Tue 4 May, 2010
Tags: Civil War sesquicentennial, Education, Historical amnesia, Immigration, Poverty, Voting Rights Act
“Quick Takes” features brief summaries of recent news, opinion, and research related to race, privilege, and inequality, with a special focus on the history and legacy of slavery and race, which are at the heart of The Living Consequences.
Today’s “Quick Takes” includes items on remembering the Civil War, immigration laws in Arizona and New York, voting by felons, single black women, college debt and U.S. poverty.
Readers are encouraged to share these stories and to comment at the end of the post.
Virginia seeks balance in commemorating the 150th anniversary of the Civil War. It has been nearly 150 years since the outbreak of the War Between the States, and Virginia has become the first state to attract widespread attention for its struggle over how to properly commemorate the sesquicentennial of the Civil War. Last month, of course, Governor McDonnell was forced to apologize after proclaiming Confederate History Month without mentioning slavery. Yet Virginia has been working to expand its commemoration beyond battlefields and the Confederacy. This effort is symbolized by a scholarly conference on “Race, Slavery and the Civil War: The Tough Stuff of American History and Memory,” chaired by historian James O. Horton and featuring such luminaries as David Blight and Ira Berlin. Hopefully Virginia’s commemoration will subvert popular myths about the Civil War, including the role of slavery and the relationship of the North to slavery.
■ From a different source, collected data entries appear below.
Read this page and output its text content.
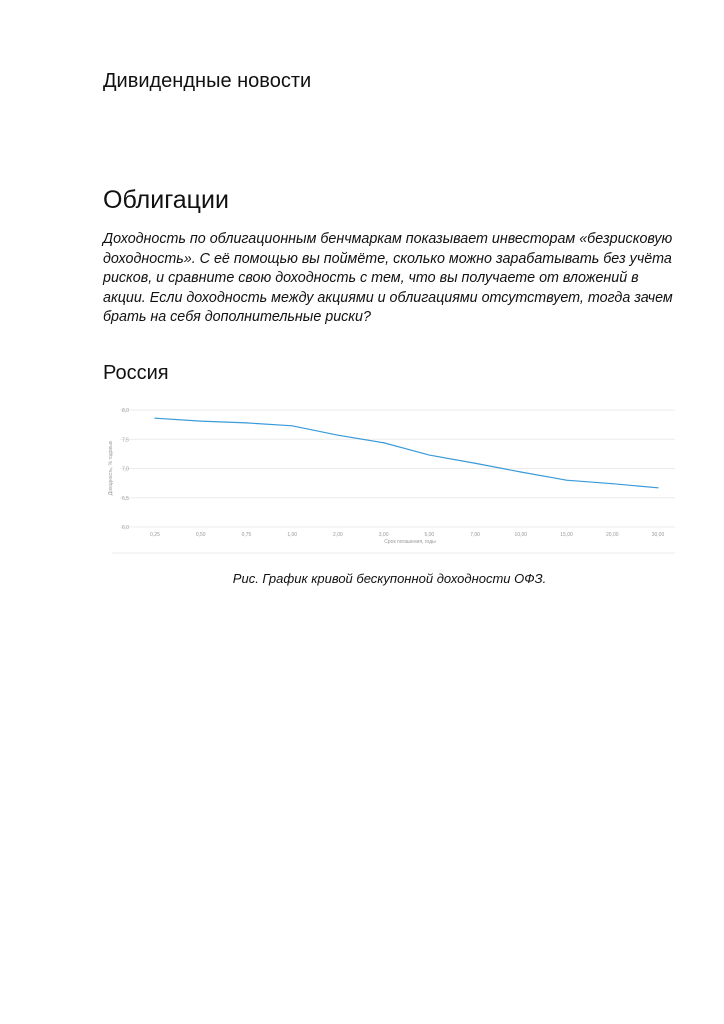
Дивидендные новости
Облигации
Доходность по облигационным бенчмаркам показывает инвесторам «безрисковую доходность». С её помощью вы поймёте, сколько можно зарабатывать без учёта рисков, и сравните свою доходность с тем, что вы получаете от вложений в акции. Если доходность между акциями и облигациями отсутствует, тогда зачем брать на себя дополнительные риски?
Россия
8,0
7,5
7,0
6,5
6,0
0,25	0,50	0,75	1,00	2,00	3,00	5,00	7,00	10,00	15,00	20,00	30,00
Срок погашения, годы
Доходность, % годовых
Рис. График кривой бескупонной доходности ОФЗ.
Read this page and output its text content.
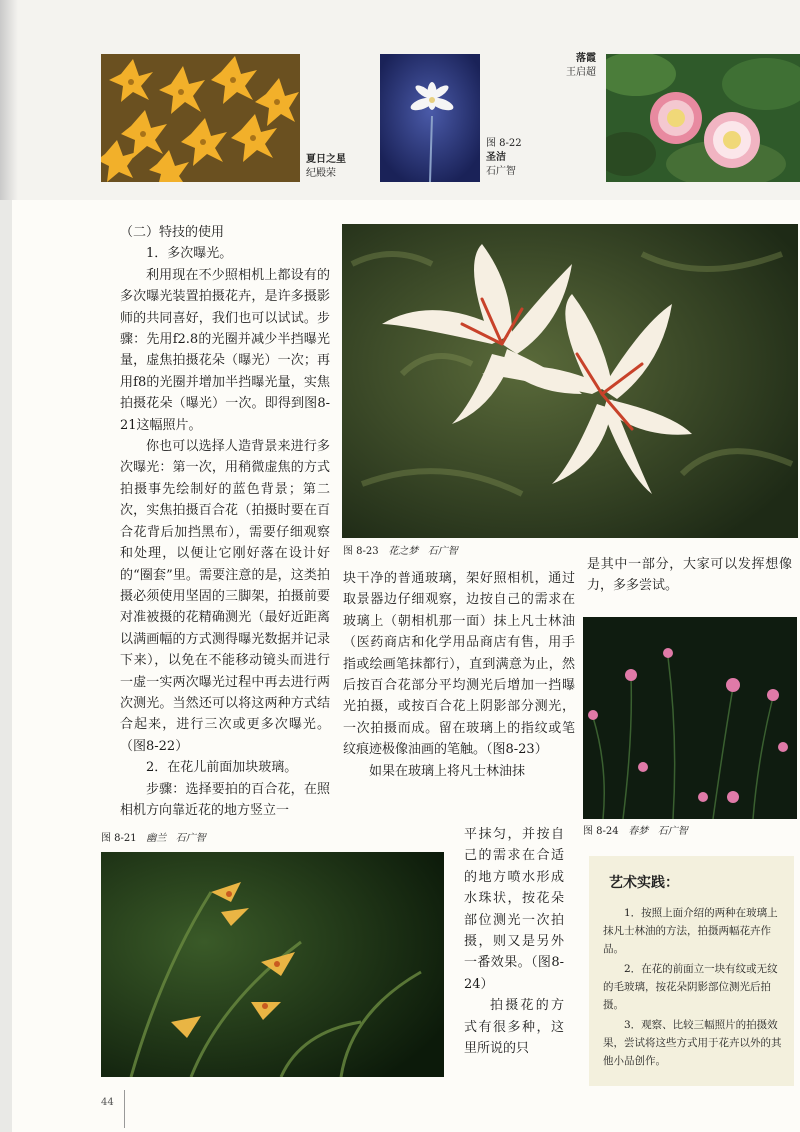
夏日之星
纪殿荣
图 8-22
圣洁
石广智
落霞
王启超

（二）特技的使用

1．多次曝光。

利用现在不少照相机上都设有的多次曝光装置拍摄花卉，是许多摄影师的共同喜好，我们也可以试试。步骤：先用f2.8的光圈并减少半挡曝光量，虚焦拍摄花朵（曝光）一次；再用f8的光圈并增加半挡曝光量，实焦拍摄花朵（曝光）一次。即得到图8-21这幅照片。

你也可以选择人造背景来进行多次曝光：第一次，用稍微虚焦的方式拍摄事先绘制好的蓝色背景；第二次，实焦拍摄百合花（拍摄时要在百合花背后加挡黑布），需要仔细观察和处理，以便让它刚好落在设计好的“圈套”里。需要注意的是，这类拍摄必须使用坚固的三脚架，拍摄前要对准被摄的花精确测光（最好近距离以满画幅的方式测得曝光数据并记录下来），以免在不能移动镜头而进行一虚一实两次曝光过程中再去进行两次测光。当然还可以将这两种方式结合起来，进行三次或更多次曝光。（图8-22）

2．在花儿前面加块玻璃。

步骤：选择要拍的百合花，在照相机方向靠近花的地方竖立一

图 8-23 花之梦 石广智

块干净的普通玻璃，架好照相机，通过取景器边仔细观察，边按自己的需求在玻璃上（朝相机那一面）抹上凡士林油（医药商店和化学用品商店有售，用手指或绘画笔抹都行），直到满意为止，然后按百合花部分平均测光后增加一挡曝光拍摄，或按百合花上阴影部分测光，一次拍摄而成。留在玻璃上的指纹或笔纹痕迹极像油画的笔触。（图8-23）

如果在玻璃上将凡士林油抹

平抹匀，并按自己的需求在合适的地方喷水形成水珠状，按花朵部位测光一次拍摄，则又是另外一番效果。（图8-24）

拍摄花的方式有很多种，这里所说的只

是其中一部分，大家可以发挥想像力，多多尝试。

图 8-21 幽兰 石广智
图 8-24 春梦 石广智
艺术实践：
1．按照上面介绍的两种在玻璃上抹凡士林油的方法，拍摄两幅花卉作品。
2．在花的前面立一块有纹或无纹的毛玻璃，按花朵阴影部位测光后拍摄。
3．观察、比较三幅照片的拍摄效果，尝试将这些方式用于花卉以外的其他小品创作。
44
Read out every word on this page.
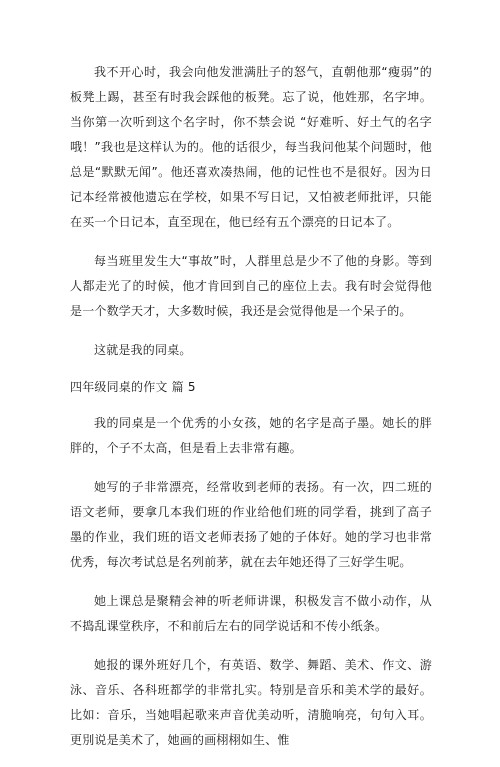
我不开心时，我会向他发泄满肚子的怒气，直朝他那“瘦弱”的板凳上踢，甚至有时我会踩他的板凳。忘了说，他姓那，名字坤。当你第一次听到这个名字时，你不禁会说 “好难听、好土气的名字哦！”我也是这样认为的。他的话很少，每当我问他某个问题时，他总是“默默无闻”。他还喜欢凑热闹，他的记性也不是很好。因为日记本经常被他遗忘在学校，如果不写日记，又怕被老师批评，只能在买一个日记本，直至现在，他已经有五个漂亮的日记本了。

每当班里发生大“事故”时，人群里总是少不了他的身影。等到人都走光了的时候，他才肯回到自己的座位上去。我有时会觉得他是一个数学天才，大多数时候，我还是会觉得他是一个呆子的。

这就是我的同桌。

四年级同桌的作文 篇 5

我的同桌是一个优秀的小女孩，她的名字是高子墨。她长的胖胖的，个子不太高，但是看上去非常有趣。

她写的子非常漂亮，经常收到老师的表扬。有一次，四二班的语文老师，要拿几本我们班的作业给他们班的同学看，挑到了高子墨的作业，我们班的语文老师表扬了她的子体好。她的学习也非常优秀，每次考试总是名列前茅，就在去年她还得了三好学生呢。

她上课总是聚精会神的听老师讲课，积极发言不做小动作，从不捣乱课堂秩序，不和前后左右的同学说话和不传小纸条。

她报的课外班好几个，有英语、数学、舞蹈、美术、作文、游泳、音乐、各科班都学的非常扎实。特别是音乐和美术学的最好。比如：音乐，当她唱起歌来声音优美动听，清脆响亮，句句入耳。更別说是美术了，她画的画栩栩如生、惟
Public support for Arizona’s immigration law. According to a New York Times/CBS News poll released this morning, a majority of Americans—60 percent—favor Arizona’s controversial new immigration law. Fifty-one percent of respondents said the law was “about right” in its response to immigration concerns, while 36 percent thought it went too far and 9 percent wanted the law to go further. A majority believed the law will cause state authorities to engage in racial profiling, but also that it would reduce the number of illegal immigrants in Arizona. As with previous polls, large numbers of respondents affirmed myths about illegal immigrants and taxes, public services, and the economy.
A gentler approach to immigration in New York. In response to Arizona’s new immigration law, New York Governor David Paterson has announced that he has begun to pardon immigrants for crimes which would cause them to be deported under federal immigration laws. Declaring that federal immigration law is too harsh and rigid regarding criminal convictions, the governor will establish a panel to identify immigrants facing deportation whose crimes are not “egregious” and who can demonstrate that they have been rehabilitated and do not pose a danger to the public. H/t: Prometheus 6.
Should convicted felons be allowed to vote? The U.S. Supreme Court is proceeding with a challenge to a Massachusetts law prohibiting voting by citizens imprisoned for felonies. Simmons, et al. v. Galvin, raises the question of whether the loss of voting privileges violates Section 2 of the federal Voting Rights Act of 1965, because racial bias in the criminal justice system results in the disproportionate imprisonment of racial minorities. The Court has asked the solicitor general to offer her opinion, after which the justices will decide whether to hear the case in the fall.
Why can’t we admire single black women? The plight of single black women in the U.S. has been a media obsession lately, most recently featured in a Nightline town hall discussion, “Why Can’t a Successful Black Woman Find a Man?” Here’s the response of Jeff Bolton, host of “The Jeff Bolton Show” on KLIF 570 in Dallas, to the tireless effort to report on unmarried black women, increasingly finding educational and career success, solely in terms of whether there are similar numbers of comparably accomplished black men:
Admire these women and leave them alone. There’s nothing wrong with them. They shouldn’t be forced into a box made by society’s expectations for them. Why is the sad, tired story of the failure of black men in society placed ahead of that of the success of black women in this pop culture reporting?
Black students face higher levels of debt. Black students accumulate significantly more student loan debt in college than those of other races, according to a report from the College Board Advocacy & Policy Center. Among those graduating in 2007-2008, 27% of black students had at least $30,500 in debt (the 75th percentile), compared with 16% of whites, 14% of Hispanics, and just 9% of Asians. These differences are only partly explained by the differences in average family income in each racial or ethnic group, suggesting that there are a variety of ways, some of them relatively subtle, in which our nation’s legacy of race impacts lives and opportunities today. H/t: BLACK SPiN.
Poverty in the U.S. is more common than reported. The definition of poverty in the U.S. is badly skewed and needs to be reworked, according to a report from the Center for Economic and Policy Research. The report notes that poverty continues to be defined in terms of very low income, adjusted periodically for inflation, while public attitudes about living standards, and what is necessary to “get by,” have changed considerably. The result is that official statistics report far less poverty in the U.S. than would be found using the standard for poverty as understood by the average American.